Mateo desvió la vista un momento. Estaba en un promontorio desde el que controlaba la carretera en dos direcciones. A la derecha, el descenso de la cuesta de la Calzada hacia Albalate; a la izquierda, el llano que conducía a Andorra. Desde donde se encontraba se veía perfectamente a lo lejos la ermita de San Macario en lo alto de la colina.

Llevaba apostado desde antes del amanecer de aquel domingo 13 de marzo, por orden de su padre.

-Los fascistas están al caer –le había dicho Jesús -. No deben sorprendernos.

Habían sido unos días de mucha actividad. El nueve llegaron su cuñado y su primo. Aquella noche Pedro condujo el camión dejándolo abandonado en el aeródromo. El 10, sus padres habían bajado al pueblo a por noticias frescas del avance nacional. Imparable, les dijeron. El 11, vieron pasar diversos aviones. No podían saberlo, pero bombardearon Alacón, Oliete, Ariño, Albalate y las carreteras adyacentes. El 12, volvieron a pasar aviones; catorce, contó Mateo. Iban en dirección a Andorra. Horas más tarde, un aeroplano, de los que llamaban alcahuetes pasó en vuelo rasante de reconocimiento por encima del Romeral. Iba tan bajo que Orosia, que estaba sentada en una silla, cayó al suelo de espaldas creyendo que la arrollaría.

-¡Llevaba casco y gafas, lo he visto! –gritaba excitada Apolonia refiriéndose al piloto.

Mateo se acercó a Andorra aquel atardecer. Sus amigos le dijeron que la habían bombardeado y también la carretera de Alcorisa.

-¿Muertos?

-Afortunadamente, ninguno. No hay refugios antiaéreos excepto unos que excavaron en el Cabecico de la Horca, cerca de la ametralladora.

-Pero eso está en las afueras.

-Por eso digo que ha habido suerte. Las gentes utilizan las bodegas de las casas como refugios, y han destruido una treintena de edificios.

Cuando informó en casa, Jesús aseguró que el enemigo estaba a las puertas.

-Mañana, antes del amanecer, te instalas en el sitio que te dije. No te descuides.

De todas formas estaba todo listo. Orosia y Pilar habían preparado provisiones en alforjas para que se llevaran. Jesús, previendo que tendrían que huir campo a través y Julián no podía caminar, había unido dos mangos de azada con cuerdas, para que el herido fuera sentado y poder ir más deprisa.

-Mateo os acompañará.

El muchacho sonrió. Desde el episodio en que los encañonaron, su padre había ido paulatinamente tratándolo más como un adulto, dándole más responsabilidades, haciendo que ganara en autoconfianza.
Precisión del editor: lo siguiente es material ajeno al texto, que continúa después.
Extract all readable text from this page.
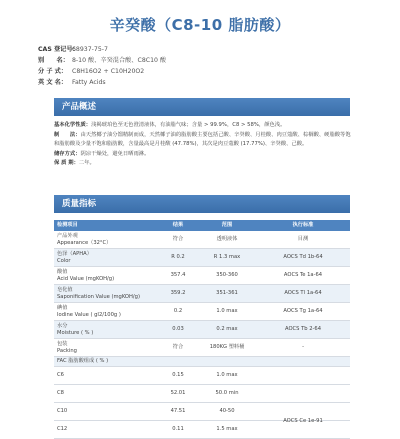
辛癸酸（C8-10 脂肪酸）
CAS 登记号：
68937-75-7
别　　名： 8-10 酸、辛癸混合酸、C8C10 酸
分 子 式： C8H16O2 + C10H20O2
英 文 名： Fatty Acids
产品概述
基本化学性质：浅褐琥珀色至无色澄清液体，有油脂气味；含量 > 99.9%，C8 > 58%，颜色浅。
制　　法：由天然椰子油分馏精制而成，天然椰子油的脂肪酸主要包括己酸、辛癸酸、月桂酸、肉豆蔻酸、棕榈酸、硬脂酸等饱和脂肪酸及少量不饱和脂肪酸，含量最高是月桂酸 (47.78%)，其次是肉豆蔻酸 (17.77%)、辛癸酸、己酸。
储存方式：阴凉干燥处，避免日晒雨淋。
保 质 期：二年。
质量指标
检测项目	结果	范围	执行标准
产品外观
Appearance（32°C）
符合	透明液体	目测
色泽（APHA）
Color
R 0.2	R 1.3 max	AOCS Td 1b-64
酸值
Acid Value (mgKOH/g)
357.4	350-360	AOCS Te 1a-64
皂化值
Saponification Value (mgKOH/g)
359.2	351-361	AOCS Tl 1a-64
碘值
Iodine Value ( gI2/100g )
0.2	1.0 max	AOCS Tg 1a-64
水分
Moisture ( % )
0.03	0.2 max	AOCS Tb 2-64
包装
Packing
符合	180KG 塑料桶	-
FAC 脂肪酸组成 ( % )
C6	0.15	1.0 max
C8	52.01	50.0 min
C10	47.51	40-50
C12	0.11	1.5 max
AOCS Ce 1e-91
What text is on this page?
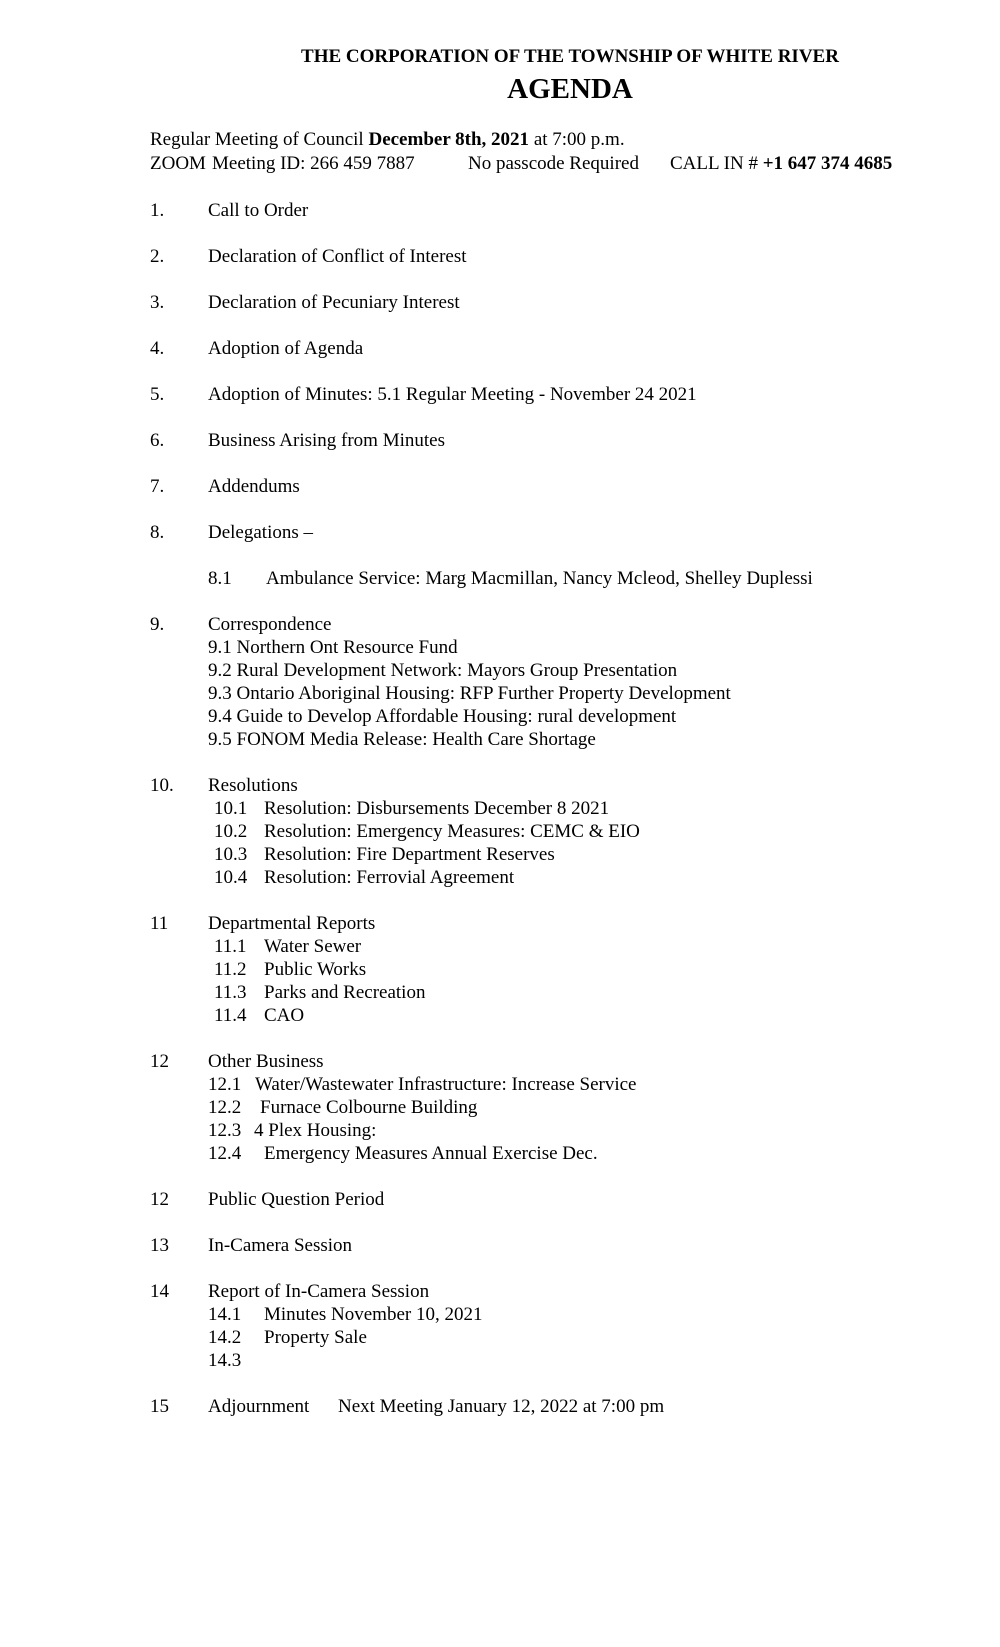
THE CORPORATION OF THE TOWNSHIP OF WHITE RIVER
AGENDA
Regular Meeting of Council December 8th, 2021 at 7:00 p.m.
ZOOM Meeting ID: 266 459 7887	No passcode Required CALL IN # +1 647 374 4685
1. Call to Order
2. Declaration of Conflict of Interest
3. Declaration of Pecuniary Interest
4. Adoption of Agenda
5. Adoption of Minutes: 5.1 Regular Meeting - November 24 2021
6. Business Arising from Minutes
7. Addendums
8. Delegations –
8.1 Ambulance Service: Marg Macmillan, Nancy Mcleod, Shelley Duplessi
9. Correspondence
9.1 Northern Ont Resource Fund
9.2 Rural Development Network: Mayors Group Presentation
9.3 Ontario Aboriginal Housing: RFP Further Property Development
9.4 Guide to Develop Affordable Housing: rural development
9.5 FONOM Media Release: Health Care Shortage
10. Resolutions
10.1 Resolution: Disbursements December 8 2021
10.2 Resolution: Emergency Measures: CEMC & EIO
10.3 Resolution: Fire Department Reserves
10.4 Resolution: Ferrovial Agreement
11 Departmental Reports
11.1 Water Sewer
11.2 Public Works
11.3 Parks and Recreation
11.4 CAO
12 Other Business
12.1 Water/Wastewater Infrastructure: Increase Service
12.2 Furnace Colbourne Building
12.3 4 Plex Housing:
12.4 Emergency Measures Annual Exercise Dec.
12 Public Question Period
13 In-Camera Session
14 Report of In-Camera Session
14.1 Minutes November 10, 2021
14.2 Property Sale
14.3
15 Adjournment Next Meeting January 12, 2022 at 7:00 pm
Jesús estaba convencido de que si la guerra duraba lo suficiente podía llegar el día en que Mateo tuviera que volar solo, y se había propuesto prepararlo. Mateo demostró ser un buen alumno. Como todo adolescente quería ser tratado como un adulto, y que su padre lo hiciera sin cortapisas, le animaba. De los catorce a los quince años Mateo había cambiado mucho; los acontecimientos que vivían lo habían obligado, pero sobre todo, el trato con su padre. Jesús no estaba seguro que el muchacho siguiera todos sus consejos, pero el hecho de respetar las opiniones de Mateo sin intentar modificarlas había conseguido que el chico, escuchando a su padre, aprendiese a enfrentarse a los problemas de una forma serena, impropia de sus quince años. Jesús esperaba que supiera tomar resoluciones de una forma reflexiva y llevarlas a cabo; lo iba a necesitar.

-Cuando estén a salvo -le decía ahora -, no regreses. Tendrías que cruzar las líneas y será muy peligroso.
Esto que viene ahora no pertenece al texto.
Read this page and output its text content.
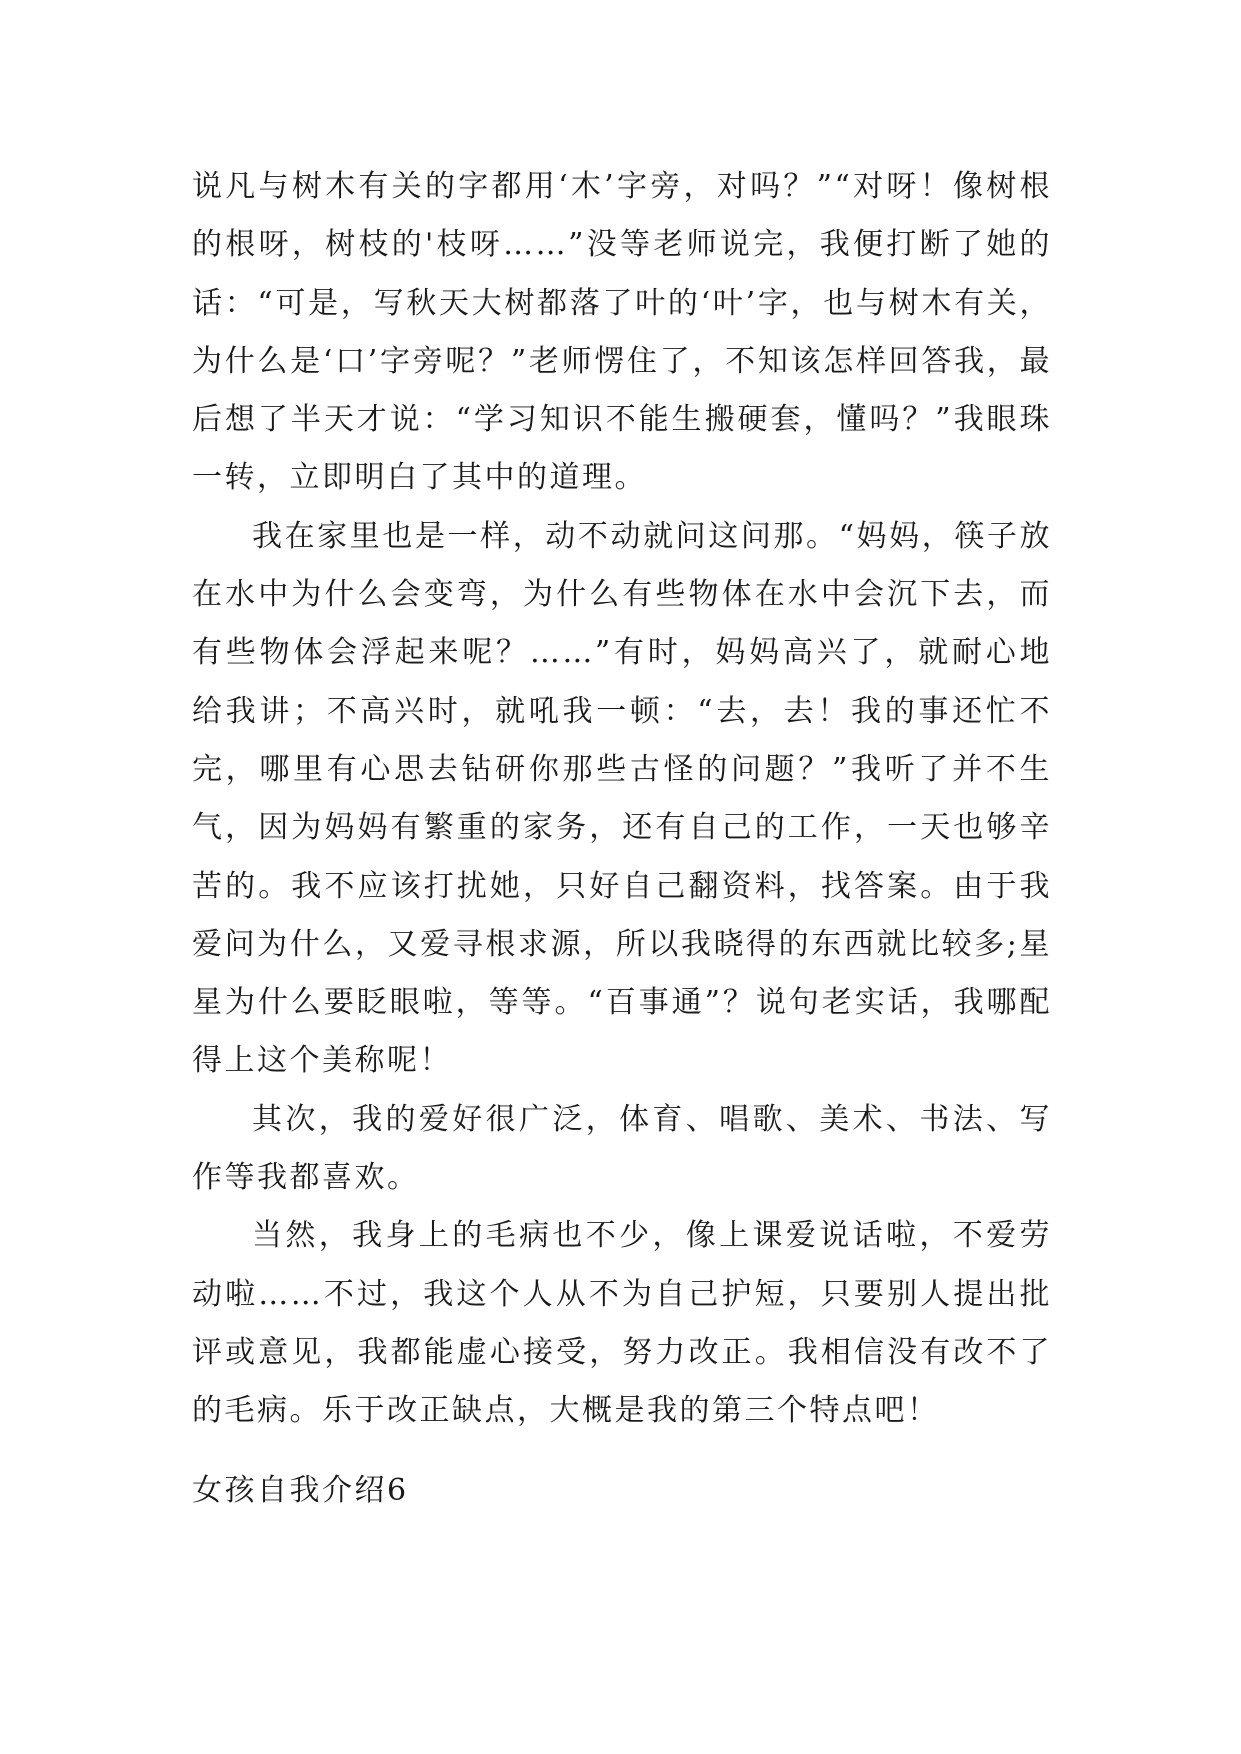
说凡与树木有关的字都用‘木’字旁，对吗？”“对呀！像树根的根呀，树枝的'枝呀……”没等老师说完，我便打断了她的话：“可是，写秋天大树都落了叶的‘叶’字，也与树木有关，为什么是‘口’字旁呢？”老师愣住了，不知该怎样回答我，最后想了半天才说：“学习知识不能生搬硬套，懂吗？”我眼珠一转，立即明白了其中的道理。

我在家里也是一样，动不动就问这问那。“妈妈，筷子放在水中为什么会变弯，为什么有些物体在水中会沉下去，而有些物体会浮起来呢？……”有时，妈妈高兴了，就耐心地给我讲；不高兴时，就吼我一顿：“去，去！我的事还忙不完，哪里有心思去钻研你那些古怪的问题？”我听了并不生气，因为妈妈有繁重的家务，还有自己的工作，一天也够辛苦的。我不应该打扰她，只好自己翻资料，找答案。由于我爱问为什么，又爱寻根求源，所以我晓得的东西就比较多;星星为什么要眨眼啦，等等。“百事通”？说句老实话，我哪配得上这个美称呢！

其次，我的爱好很广泛，体育、唱歌、美术、书法、写作等我都喜欢。

当然，我身上的毛病也不少，像上课爱说话啦，不爱劳动啦……不过，我这个人从不为自己护短，只要别人提出批评或意见，我都能虚心接受，努力改正。我相信没有改不了的毛病。乐于改正缺点，大概是我的第三个特点吧！

女孩自我介绍6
-¿Quiere que me quede con ellos?

-Tampoco. Encamínate a Barcelona, a casa de tu hermano.

-No sabemos dónde vive. No nos dijo su dirección cuando estuvo aquí.

-Te daré la de Rosa, su suegra. Le preguntas a ella.
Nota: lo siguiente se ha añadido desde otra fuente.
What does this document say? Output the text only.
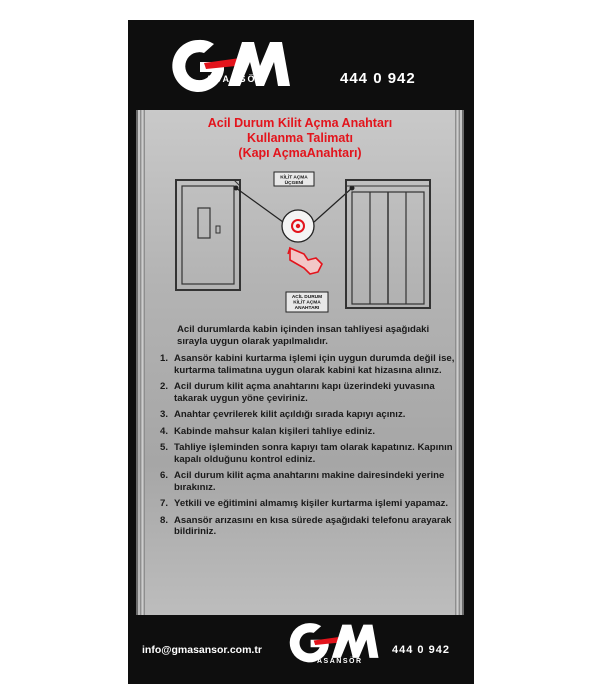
ASANSÖR	444 0 942
Acil Durum Kilit Açma Anahtarı
Kullanma Talimatı
(Kapı AçmaAnahtarı)
KİLİT AÇMA
ÜÇGENİ
ACİL DURUM
KİLİT AÇMA
ANAHTARI
Acil durumlarda kabin içinden insan tahliyesi aşağıdaki sırayla uygun olarak yapılmalıdır.
1. Asansör kabini kurtarma işlemi için uygun durumda değil ise, kurtarma talimatına uygun olarak kabini kat hizasına alınız.
2. Acil durum kilit açma anahtarını kapı üzerindeki yuvasına takarak uygun yöne çeviriniz.
3. Anahtar çevrilerek kilit açıldığı sırada kapıyı açınız.
4. Kabinde mahsur kalan kişileri tahliye ediniz.
5. Tahliye işleminden sonra kapıyı tam olarak kapatınız. Kapının kapalı olduğunu kontrol ediniz.
6. Acil durum kilit açma anahtarını makine dairesindeki yerine bırakınız.
7. Yetkili ve eğitimini almamış kişiler kurtarma işlemi yapamaz.
8. Asansör arızasını en kısa sürede aşağıdaki telefonu arayarak bildiriniz.
info@gmasansor.com.tr
ASANSÖR
444 0 942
Tras aquella conversación se acostaron, pero Mateo no pudo dormir y antes del amanecer estaba en su puesto de vigilancia. El corazón le palpitaba. La seguridad de su padre de que las tropas de Franco estaban al caer le excitaba o le ponía nervioso, no lo sabía bien.

Alzó la cabeza al oír aviones.

***

La campana de la ermita de San Macario tocaba a rebato.

La gente corría a ponerse a salvo en las bodegas; un niño saltó una puerta partida, cuya mitad inferior estaba cerrada.

Las ametralladoras del Cabecico de la Horca y la de San Macario disparaban contra los cinco aviones Fiat BR 20.

Los bombarderos no se ensañaron con el pueblo arrojando las 60 bombas de 50 kilos cada una en las afueras, alcanzando un único edificio a la entrada.

Pocos minutos después apareció una segunda oleada. Tampoco atacaron la población, centrándose en la carretera de Alloza, y alcanzado también una única casa, habitada principalmente por soldados. Los civiles no sufrieron ninguna baja.

***

-Tres –contó Mateo cuando la tercera oleada de aviones italianos pasó por encima de su cabeza.

Había visto a las dos anteriores sobrevolar Andorra. Se estremeció. Si todos los aeroplanos soltaban sus bombas la pequeña localidad quedaría arrasada. Rezó para que no fuera así, que no se repitiera lo del día anterior.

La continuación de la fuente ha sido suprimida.